There's one spot just tall enough for her to crawl under, so she likes to lie there. I also like to rest my feet there, so there is much tension.
As for her sniffing your feet, it's only a problem when she starts trying to bury them.
My dog would always head straight for my mother whenever it stormed, and hide at her feet (Barney knew who was in charge. )... especially when she was at her sewing machine. Thing was, Barney was 55 pounds, not 13, so things sometimes got dispurted. My mother hated it, but the dog was uncontrollable and unconsolable during T-storms.
* skritches Frankie behind the ear
I miss my dog.
[ 06-23-2002: Message edited by: Lady Leckie ]
Chica however, jesus, I try to get in bed, and the damn thing leeches onto my leg, and takes up half the bed.
quote:
When the babel fish was in place, it was apparent Praetor Liam said:
Chica however, jesus, I try to get in bed, and the damn thing leeches onto my leg, and takes up half the bed.
LOL
My neighbor's cat will sleep on her pillow, sometimes practically on her head.

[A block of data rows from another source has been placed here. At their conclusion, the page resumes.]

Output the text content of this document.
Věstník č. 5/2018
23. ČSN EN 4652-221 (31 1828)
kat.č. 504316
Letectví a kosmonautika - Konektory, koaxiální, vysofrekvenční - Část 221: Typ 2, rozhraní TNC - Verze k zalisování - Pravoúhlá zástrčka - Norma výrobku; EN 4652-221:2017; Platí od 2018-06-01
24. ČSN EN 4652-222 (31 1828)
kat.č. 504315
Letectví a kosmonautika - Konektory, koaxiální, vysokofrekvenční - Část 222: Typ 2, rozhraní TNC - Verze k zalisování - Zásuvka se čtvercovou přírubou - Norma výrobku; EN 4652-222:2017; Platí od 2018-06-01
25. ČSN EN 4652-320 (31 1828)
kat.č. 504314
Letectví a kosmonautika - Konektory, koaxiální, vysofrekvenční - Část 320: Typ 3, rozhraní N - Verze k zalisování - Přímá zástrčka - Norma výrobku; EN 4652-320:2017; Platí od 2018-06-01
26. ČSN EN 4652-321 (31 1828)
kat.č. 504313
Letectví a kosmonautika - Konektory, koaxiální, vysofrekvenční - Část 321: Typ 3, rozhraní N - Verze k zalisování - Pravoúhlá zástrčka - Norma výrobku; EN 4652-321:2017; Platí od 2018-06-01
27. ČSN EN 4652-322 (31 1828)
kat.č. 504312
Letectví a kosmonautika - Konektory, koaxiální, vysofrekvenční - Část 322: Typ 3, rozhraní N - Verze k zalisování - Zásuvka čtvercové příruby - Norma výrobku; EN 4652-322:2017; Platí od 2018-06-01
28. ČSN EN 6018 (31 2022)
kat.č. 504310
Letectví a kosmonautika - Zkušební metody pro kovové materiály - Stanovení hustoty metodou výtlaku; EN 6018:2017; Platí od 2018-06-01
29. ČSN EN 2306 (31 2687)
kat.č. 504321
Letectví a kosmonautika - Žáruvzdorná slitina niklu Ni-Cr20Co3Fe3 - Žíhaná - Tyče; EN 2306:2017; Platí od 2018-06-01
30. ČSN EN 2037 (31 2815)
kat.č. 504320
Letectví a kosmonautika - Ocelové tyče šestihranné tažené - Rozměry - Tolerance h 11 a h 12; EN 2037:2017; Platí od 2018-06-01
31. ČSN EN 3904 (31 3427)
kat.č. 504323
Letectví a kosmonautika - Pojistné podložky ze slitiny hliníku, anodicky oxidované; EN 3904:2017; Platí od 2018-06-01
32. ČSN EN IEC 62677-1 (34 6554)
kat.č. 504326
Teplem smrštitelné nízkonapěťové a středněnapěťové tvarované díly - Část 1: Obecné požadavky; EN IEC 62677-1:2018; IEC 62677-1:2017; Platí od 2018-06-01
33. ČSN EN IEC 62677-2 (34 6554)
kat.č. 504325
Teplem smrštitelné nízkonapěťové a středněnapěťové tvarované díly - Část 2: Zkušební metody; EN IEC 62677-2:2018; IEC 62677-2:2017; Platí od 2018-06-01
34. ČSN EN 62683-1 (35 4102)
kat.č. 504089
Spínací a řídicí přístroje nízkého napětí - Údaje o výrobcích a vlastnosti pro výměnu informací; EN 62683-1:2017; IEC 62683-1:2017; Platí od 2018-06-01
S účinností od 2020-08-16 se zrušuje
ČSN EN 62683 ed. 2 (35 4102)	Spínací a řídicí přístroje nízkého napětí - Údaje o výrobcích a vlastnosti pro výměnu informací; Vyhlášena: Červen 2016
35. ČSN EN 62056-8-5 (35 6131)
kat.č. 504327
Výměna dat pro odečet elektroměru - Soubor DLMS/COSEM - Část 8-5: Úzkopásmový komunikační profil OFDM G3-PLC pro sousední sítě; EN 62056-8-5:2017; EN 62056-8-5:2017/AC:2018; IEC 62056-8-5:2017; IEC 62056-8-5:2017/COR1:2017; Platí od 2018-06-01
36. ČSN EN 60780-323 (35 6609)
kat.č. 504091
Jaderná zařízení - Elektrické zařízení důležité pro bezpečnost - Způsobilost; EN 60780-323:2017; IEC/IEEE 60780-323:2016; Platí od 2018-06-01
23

It's weird.
quote:Have you ever cut off some of her hair, tie it into a bracelet and try to sell stupid kids saying it's silver?
There was much rejoicing when Kloie said this:
That's pre-bath, not post... she's practically silver when she's fresh out of the sink.
quote:
ACES! Another post by Azymyth:
Have you ever cut off some of her hair, tie it into a bracelet and try to sell stupid kids saying it's silver?
I don't know, Azy. I don't think I could sell stupid kids around here. The supply is overwhelming.
quote:Well, if you dye them silver, they'll most likely be dead so they won't know they're stupid.
Kloie had this to say about dark elf butts:
I don't know, Azy. I don't think I could sell stupid kids around here. The supply is overwhelming.